Vor einigen Jahren wurde im Bistum St. Gallen die Firmung ab dem 18. Altersjahr flächendeckend beschlossen. Diese Neuerung bietet die Chance, mit jungen Erwachsenen einen Wegabschnitt des Glaubens zu gehen. Die Kirche zeigt Interesse an ihnen und öffnet sich für die Welt junger Menschen.

Mit Firmung ab 18 bietet die Kirche jungen Erwachsenen die Möglichkeit, aktiv den eigenen Glaubensweg zu suchen — in Auseinandersetzung mit der Pfarrei und Gleichaltrigen.

Beweggründe

Mit 18 Jahren wird der Mensch volljährig. Er übernimmt Verantwortung für sein Leben und seine Entscheidungen, auch im religiösen Bereich. Die Erfahrungen mit der Heraufsetzung des Firmalters auf 18 Jahre sind durchaus positiv.
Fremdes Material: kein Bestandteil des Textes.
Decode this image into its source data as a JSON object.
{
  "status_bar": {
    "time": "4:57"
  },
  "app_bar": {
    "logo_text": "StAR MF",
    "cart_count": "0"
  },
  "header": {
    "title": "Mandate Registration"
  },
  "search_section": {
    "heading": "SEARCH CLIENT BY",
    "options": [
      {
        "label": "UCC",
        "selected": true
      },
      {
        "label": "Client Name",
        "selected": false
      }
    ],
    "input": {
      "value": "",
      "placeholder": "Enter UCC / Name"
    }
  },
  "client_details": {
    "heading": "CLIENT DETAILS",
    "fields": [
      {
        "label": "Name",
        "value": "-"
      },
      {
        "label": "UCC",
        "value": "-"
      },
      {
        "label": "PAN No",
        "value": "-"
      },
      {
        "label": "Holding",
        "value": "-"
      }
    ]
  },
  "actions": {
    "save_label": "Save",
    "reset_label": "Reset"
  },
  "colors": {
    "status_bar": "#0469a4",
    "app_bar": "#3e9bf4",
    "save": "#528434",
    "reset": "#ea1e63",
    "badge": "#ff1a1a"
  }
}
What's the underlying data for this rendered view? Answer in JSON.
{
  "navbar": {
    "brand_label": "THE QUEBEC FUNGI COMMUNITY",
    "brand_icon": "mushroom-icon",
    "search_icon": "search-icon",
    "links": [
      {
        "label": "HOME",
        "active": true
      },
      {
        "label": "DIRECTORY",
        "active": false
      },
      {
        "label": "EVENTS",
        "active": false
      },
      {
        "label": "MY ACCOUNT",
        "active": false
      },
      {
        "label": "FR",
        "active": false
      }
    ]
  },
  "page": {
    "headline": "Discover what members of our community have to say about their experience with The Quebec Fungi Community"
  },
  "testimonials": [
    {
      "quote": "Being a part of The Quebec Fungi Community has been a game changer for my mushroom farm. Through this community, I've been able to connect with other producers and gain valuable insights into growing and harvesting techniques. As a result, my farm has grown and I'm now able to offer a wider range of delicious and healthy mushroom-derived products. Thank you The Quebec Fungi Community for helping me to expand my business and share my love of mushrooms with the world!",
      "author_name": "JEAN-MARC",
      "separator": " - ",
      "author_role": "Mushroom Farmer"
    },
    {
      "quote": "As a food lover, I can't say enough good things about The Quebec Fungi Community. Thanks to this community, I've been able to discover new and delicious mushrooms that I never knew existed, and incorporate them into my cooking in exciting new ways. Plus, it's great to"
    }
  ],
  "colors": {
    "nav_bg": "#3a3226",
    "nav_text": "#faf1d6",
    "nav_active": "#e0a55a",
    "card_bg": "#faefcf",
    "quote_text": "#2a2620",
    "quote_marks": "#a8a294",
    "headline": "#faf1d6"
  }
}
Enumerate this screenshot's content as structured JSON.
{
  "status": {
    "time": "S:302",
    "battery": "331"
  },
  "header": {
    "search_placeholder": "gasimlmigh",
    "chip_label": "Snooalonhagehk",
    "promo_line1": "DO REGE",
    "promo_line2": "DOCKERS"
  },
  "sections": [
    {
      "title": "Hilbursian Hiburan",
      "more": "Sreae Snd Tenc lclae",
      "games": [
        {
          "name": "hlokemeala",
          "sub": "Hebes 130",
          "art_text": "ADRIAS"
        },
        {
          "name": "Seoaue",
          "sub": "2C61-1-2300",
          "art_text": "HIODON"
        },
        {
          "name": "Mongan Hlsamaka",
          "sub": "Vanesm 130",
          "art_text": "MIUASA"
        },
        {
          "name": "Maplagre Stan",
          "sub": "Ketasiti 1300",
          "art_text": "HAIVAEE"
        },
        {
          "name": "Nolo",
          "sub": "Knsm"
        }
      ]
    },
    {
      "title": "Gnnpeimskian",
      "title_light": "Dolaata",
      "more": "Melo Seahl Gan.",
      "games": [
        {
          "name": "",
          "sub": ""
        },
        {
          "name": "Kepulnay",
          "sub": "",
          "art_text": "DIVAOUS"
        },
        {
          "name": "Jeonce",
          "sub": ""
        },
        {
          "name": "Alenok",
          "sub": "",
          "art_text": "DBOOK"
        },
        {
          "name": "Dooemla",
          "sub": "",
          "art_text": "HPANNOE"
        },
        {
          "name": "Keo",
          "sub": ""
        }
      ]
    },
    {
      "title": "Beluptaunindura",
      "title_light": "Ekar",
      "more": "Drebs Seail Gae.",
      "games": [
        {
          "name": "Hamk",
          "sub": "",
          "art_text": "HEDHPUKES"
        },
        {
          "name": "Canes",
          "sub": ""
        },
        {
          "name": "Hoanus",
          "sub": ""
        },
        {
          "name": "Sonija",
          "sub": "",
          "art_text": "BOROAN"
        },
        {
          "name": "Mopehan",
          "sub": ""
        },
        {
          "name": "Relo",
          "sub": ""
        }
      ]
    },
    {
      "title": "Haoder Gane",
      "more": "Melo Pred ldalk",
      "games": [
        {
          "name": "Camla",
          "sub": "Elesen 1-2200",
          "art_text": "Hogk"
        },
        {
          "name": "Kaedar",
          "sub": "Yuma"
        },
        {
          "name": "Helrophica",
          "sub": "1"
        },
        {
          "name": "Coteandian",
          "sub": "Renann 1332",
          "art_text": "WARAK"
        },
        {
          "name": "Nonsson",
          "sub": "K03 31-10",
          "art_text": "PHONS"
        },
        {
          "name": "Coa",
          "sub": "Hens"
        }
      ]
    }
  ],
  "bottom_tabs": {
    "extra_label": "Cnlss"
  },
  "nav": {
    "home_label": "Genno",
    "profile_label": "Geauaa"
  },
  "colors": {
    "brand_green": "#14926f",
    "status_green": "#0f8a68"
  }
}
Firmung ab 18 gibt den jungen Erwachsenen die Möglichkeit, auch nach der obligatorischen Schulzeit über Religion und Kirche zu diskutieren, ein Thema das im Alltag oft zu kurz kommt.

Bedeutung der Firmung

Das Wort Firmung kommt aus dem Lateinischen «confirmare». Es bedeutet «bestätigen», «festmachen». Der Glaube, der in der Taufe und bei der Erstkommunion bejaht worden ist, soll nochmals vom nun mündigen Menschen öffentlich bestätigt werden.

Dies findet Ausdruck in der Handauflegung und der Salbung mit dem Chrisamöl durch den Bischof oder seinen Stellvertreter. Dabei werden die Worte gesprochen:

«Sei besiegelt durch die Gabe Gottes, den Heiligen Geist.»

Gemeinschaft erfahren

Wie bei der Erstkommunion braucht es für die Firmung eine Vorbereitung. Dabei geht es weniger darum, Glaubenswissen zu vermitteln. Vielmehr sollen die jungen Menschen gute Erlebnisse und Erfahrungen mit dem christlichen Leben gemeinsam machen und dabei das Tragfähige ihres Glaubens neu entdecken und vertiefen können.

Eine Voraussetzung für die kirchliche Heirat?

In der Schweiz können auch Ungefirmte heiraten. In hauptsächlich katholischen Ländern (Italien, Polen, Länder Lateinamerikas usw.) wird die Firmung für die Eheschliessung vorausgesetzt. Wenn man später einmal kirchlich heiraten möchte, ist es in jedem Fall sinnvoll und ratsam, das Firmsakrament zu empfangen.

Braucht es eine/n Paten/in?

Bei der Firmung ab 18 kann weiterhin eine schon gefirmte Person den jungen Menschen begleiten und ihm bestärkend zur Seite stehen. Nebst Vertrauen zum Firmjugendlichen sind Offenheit und Verständnis für Glaubensfragen Voraussetzung.

Es bleibt den Firmjugendlichen offen, auch ohne Pate/in das Firmsakrament zu empfangen.

Auch später noch möglich?

Firmung ab 18 bedeutet, dass man sich auch im späteren Alter firmen lassen kann.